Toward Virtual Patient: AI for Accelerating Medical Discovery
Session Overview
Today, medical discovery advances one clinical trial at a time, each taking years to execute and often costing $100 million or more. As we enter the era of precision health β where "one size doesn't fit all" and treatments must be tailored to each individual β continuing today's discovery process is clearly unsustainable. The confluence of technological advances and social policies has led to rapid digitization of multimodal, longitudinal patient journeys, including electronic health records (EHRs), imaging, and multiomics. This session explores how multimodal generative AI can learn the language of patients and create a virtual patient world model as a digital twin for forecasting disease progression and treatment response.
Key Takeaways
- Why today's one-clinical-trial-at-a-time discovery process cannot scale to the era of precision health.
- Building multimodal generative AI from EHRs, imaging, and multiomics data to learn the language of patients.
- Creating a virtual patient world model as a digital twin to forecast disease progression and treatment response.
- Synthesizing population-scale real-world evidence from hundreds of millions of patients.

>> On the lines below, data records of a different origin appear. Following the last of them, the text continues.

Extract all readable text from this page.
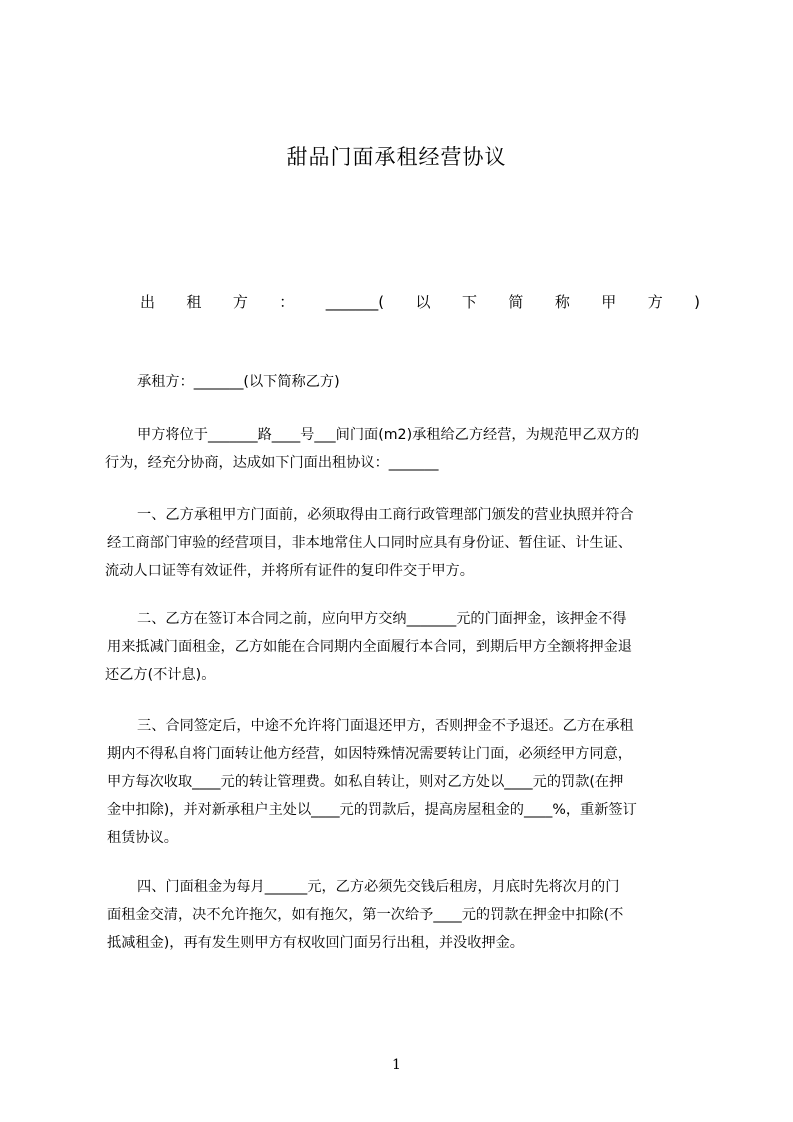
甜品门面承租经营协议
出租方：_______(以下简称甲方)
承租方：_______(以下简称乙方)
甲方将位于_______路____号___间门面(m2)承租给乙方经营，为规范甲乙双方的
行为，经充分协商，达成如下门面出租协议：_______
一、乙方承租甲方门面前，必须取得由工商行政管理部门颁发的营业执照并符合
经工商部门审验的经营项目，非本地常住人口同时应具有身份证、暂住证、计生证、
流动人口证等有效证件，并将所有证件的复印件交于甲方。
二、乙方在签订本合同之前，应向甲方交纳_______元的门面押金，该押金不得
用来抵减门面租金，乙方如能在合同期内全面履行本合同，到期后甲方全额将押金退
还乙方(不计息)。
三、合同签定后，中途不允许将门面退还甲方，否则押金不予退还。乙方在承租
期内不得私自将门面转让他方经营，如因特殊情况需要转让门面，必须经甲方同意，
甲方每次收取____元的转让管理费。如私自转让，则对乙方处以____元的罚款(在押
金中扣除)，并对新承租户主处以____元的罚款后，提高房屋租金的____%，重新签订
租赁协议。
四、门面租金为每月______元，乙方必须先交钱后租房，月底时先将次月的门
面租金交清，决不允许拖欠，如有拖欠，第一次给予____元的罚款在押金中扣除(不
抵减租金)，再有发生则甲方有权收回门面另行出租，并没收押金。
1
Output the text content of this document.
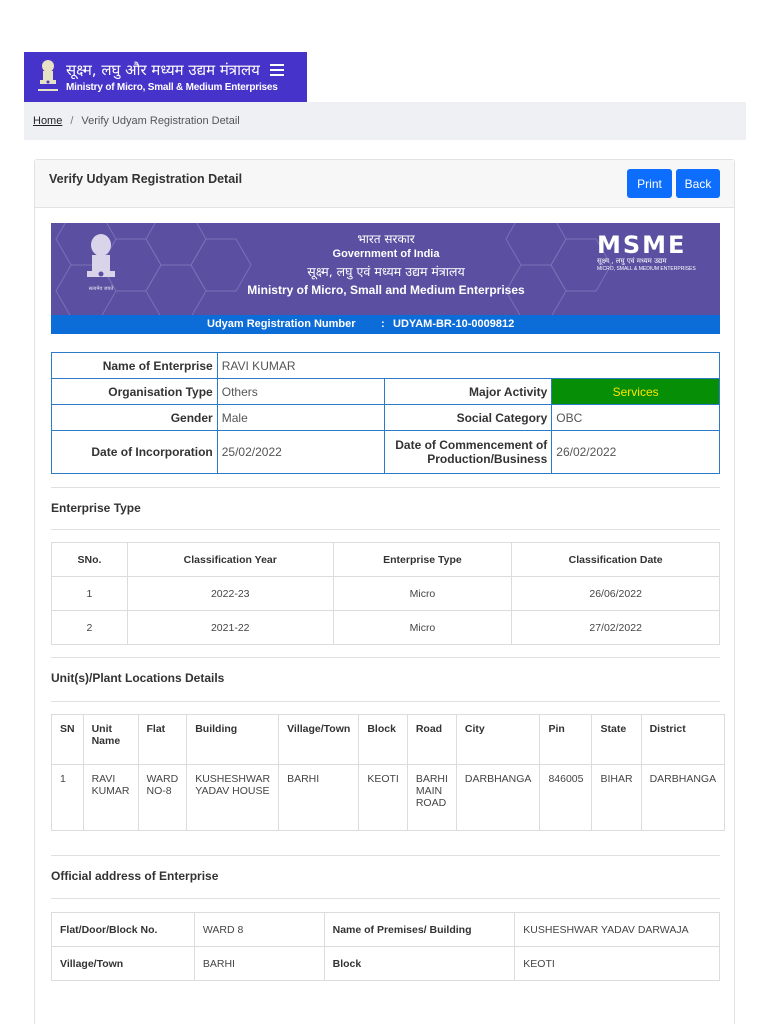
सूक्ष्म, लघु और मध्यम उद्यम मंत्रालय
Ministry of Micro, Small & Medium Enterprises
Home / Verify Udyam Registration Detail
Verify Udyam Registration Detail	Print	Back
सत्यमेव जयते
भारत सरकार
Government of India
सूक्ष्म, लघु एवं मध्यम उद्यम मंत्रालय
Ministry of Micro, Small and Medium Enterprises
MSME
सूक्ष्म , लघु एवं मध्यम उद्यम
MICRO, SMALL & MEDIUM ENTERPRISES
Udyam Registration Number : UDYAM-BR-10-0009812
Name of Enterprise	RAVI KUMAR		
Organisation Type	Others	Major Activity	Services
Gender	Male	Social Category	OBC
Date of Incorporation	25/02/2022	Date of Commencement of Production/Business	26/02/2022
Enterprise Type
SNo.	Classification Year	Enterprise Type	Classification Date
1	2022-23	Micro	26/06/2022
2	2021-22	Micro	27/02/2022
Unit(s)/Plant Locations Details
SN	Unit Name	Flat	Building	Village/Town	Block	Road	City	Pin	State	District
1	RAVI KUMAR	WARD NO-8	KUSHESHWAR YADAV HOUSE	BARHI	KEOTI	BARHI MAIN ROAD	DARBHANGA	846005	BIHAR	DARBHANGA
Official address of Enterprise
Flat/Door/Block No.	WARD 8	Name of Premises/ Building	KUSHESHWAR YADAV DARWAJA
Village/Town	BARHI	Block	KEOTI
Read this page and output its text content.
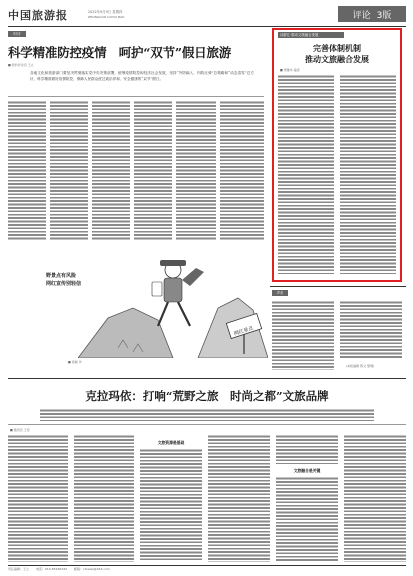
中国旅游报	2022年9月9日 星期四
ZHONGGUO LUYOU BAO	评论 3版
时评
科学精准防控疫情　呵护“双节”假日旅游
■ 特约评论员 王立
各地文化和旅游部门要坚决贯彻落实党中央决策部署，统筹疫情防控和经济社会发展，坚持“外防输入、内防反弹”总策略和“动态清零”总方针，科学精准做好疫情防控，保障人民群众度过欢乐祥和、安全健康的“双节”假日。
诗群汇·推动文旅融合发展
完善体制机制
推动文旅融合发展
■ 周继华 编者
野景点有风险
网红宣传别轻信
■ 徐骏 作
网红景点
声音
(本报编辑 陈文 整理)
克拉玛依：打响“荒野之旅　时尚之都”文旅品牌
■ 通讯员 王宏
文旅资源是基础
文旅融合是关键
责任编辑：王立 电话：010-85166342 邮箱：ctnews@163.com
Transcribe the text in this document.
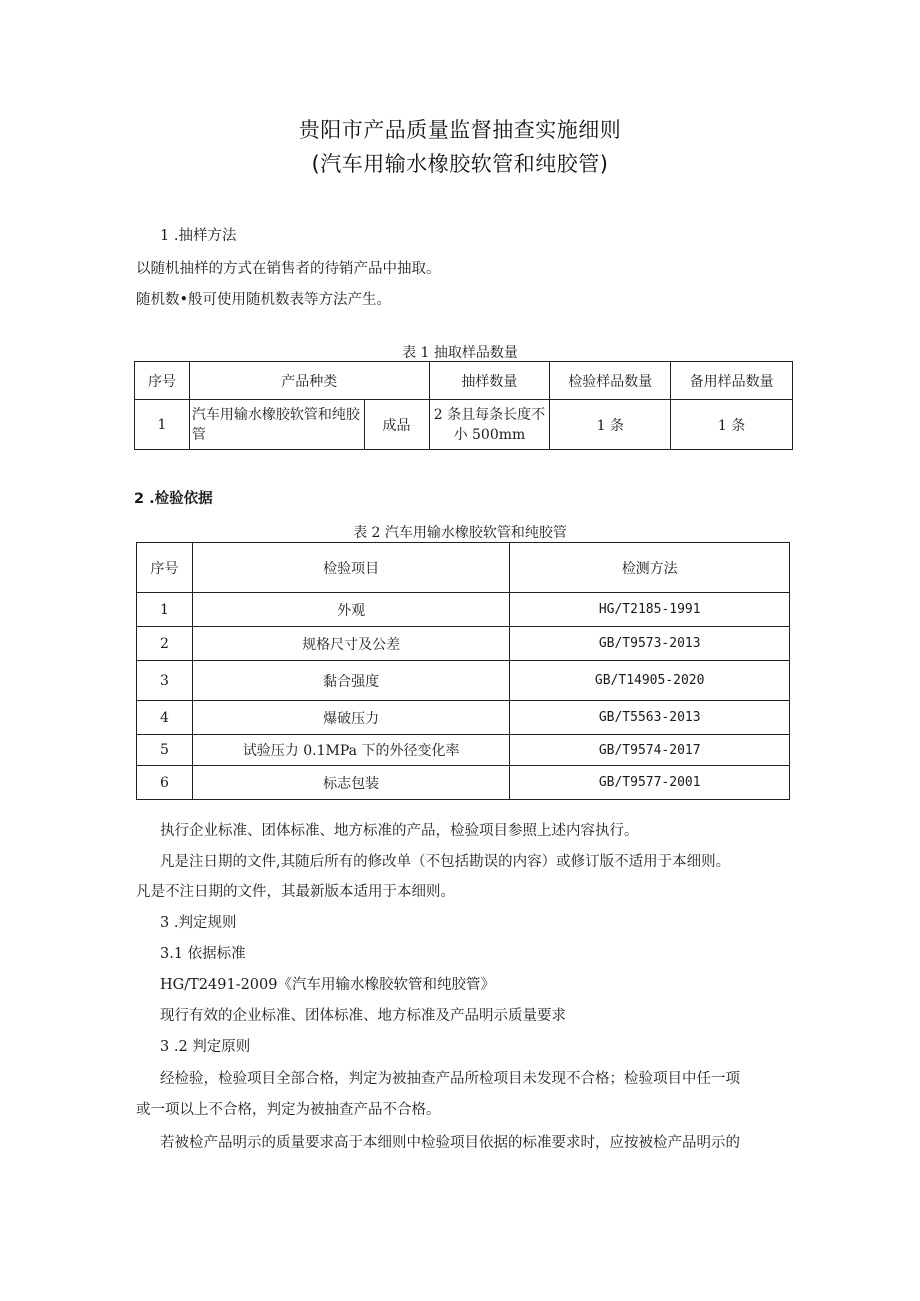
贵阳市产品质量监督抽查实施细则
(汽车用输水橡胶软管和纯胶管)
1 .抽样方法
以随机抽样的方式在销售者的待销产品中抽取。
随机数•般可使用随机数表等方法产生。
表 1 抽取样品数量
序号	产品种类		抽样数量	检验样品数量	备用样品数量
1	汽车用输水橡胶软管和纯胶管	成品	2 条且每条长度不小 500mm	1 条	1 条
2 .检验依据
表 2 汽车用输水橡胶软管和纯胶管
序号	检验项目	检测方法
1	外观	HG/T2185-1991
2	规格尺寸及公差	GB/T9573-2013
3	黏合强度	GB/T14905-2020
4	爆破压力	GB/T5563-2013
5	试验压力 0.1MPa 下的外径变化率	GB/T9574-2017
6	标志包装	GB/T9577-2001
执行企业标准、团体标准、地方标准的产品，检验项目参照上述内容执行。
凡是注日期的文件,其随后所有的修改单（不包括勘误的内容）或修订版不适用于本细则。
凡是不注日期的文件，其最新版本适用于本细则。
3 .判定规则
3.1 依据标准
HG/T2491-2009《汽车用输水橡胶软管和纯胶管》
现行有效的企业标准、团体标准、地方标准及产品明示质量要求
3 .2 判定原则
经检验，检验项目全部合格，判定为被抽查产品所检项目未发现不合格；检验项目中任一项
或一项以上不合格，判定为被抽查产品不合格。
若被检产品明示的质量要求高于本细则中检验项目依据的标准要求时，应按被检产品明示的
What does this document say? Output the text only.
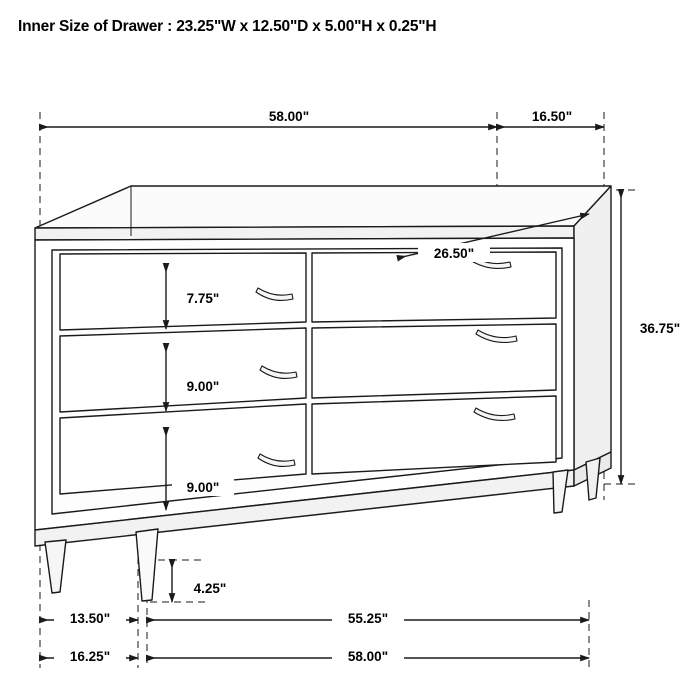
Inner Size of Drawer : 23.25"W x 12.50"D x 5.00"H x 0.25"H
58.00"	16.50"
26.50"
7.75"
9.00"
9.00"
36.75"
4.25"
13.50"	55.25"
16.25"	58.00"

- Accelerating discovery through AI-powered virtual clinical trials, in partnership with large health systems and life sciences companies.
Speaker
Hoifung Poon is the General Manager of Real-World Evidence at Microsoft Research and an affiliated faculty at the University of Washington Medical School. He leads biomedical AI research and incubation, with the overarching goal of structuring medical data to optimize delivery and accelerate discovery for precision health. His team and collaborators are among the first to explore large language models (LLMs) and multimodal generative AI in health applications, producing popular open-source foundation models such as PubMedBERT, BioGPT, BiomedCLIP, LLaVA-Med, and BiomedParse, with tens of millions of downloads. His latest publications in Nature and Cell feature groundbreaking digital pathology and spatial proteomics foundation models such as GigaPath and GigaTIME. He has led successful research partnerships with large health providers and life science companies, creating AI systems in daily use for applications such as molecular tumor board and clinical trial matching. His prior work has been recognized with Best Paper Awards from premier AI venues such as NAACL, EMNLP, and UAI, and he was named the "Technology Champion" by the Puget Sound Business Journal in the 2024 Health Care Leadership Awards. He received his PhD in Computer Science and Engineering from the University of Washington, specializing in machine learning and NLP.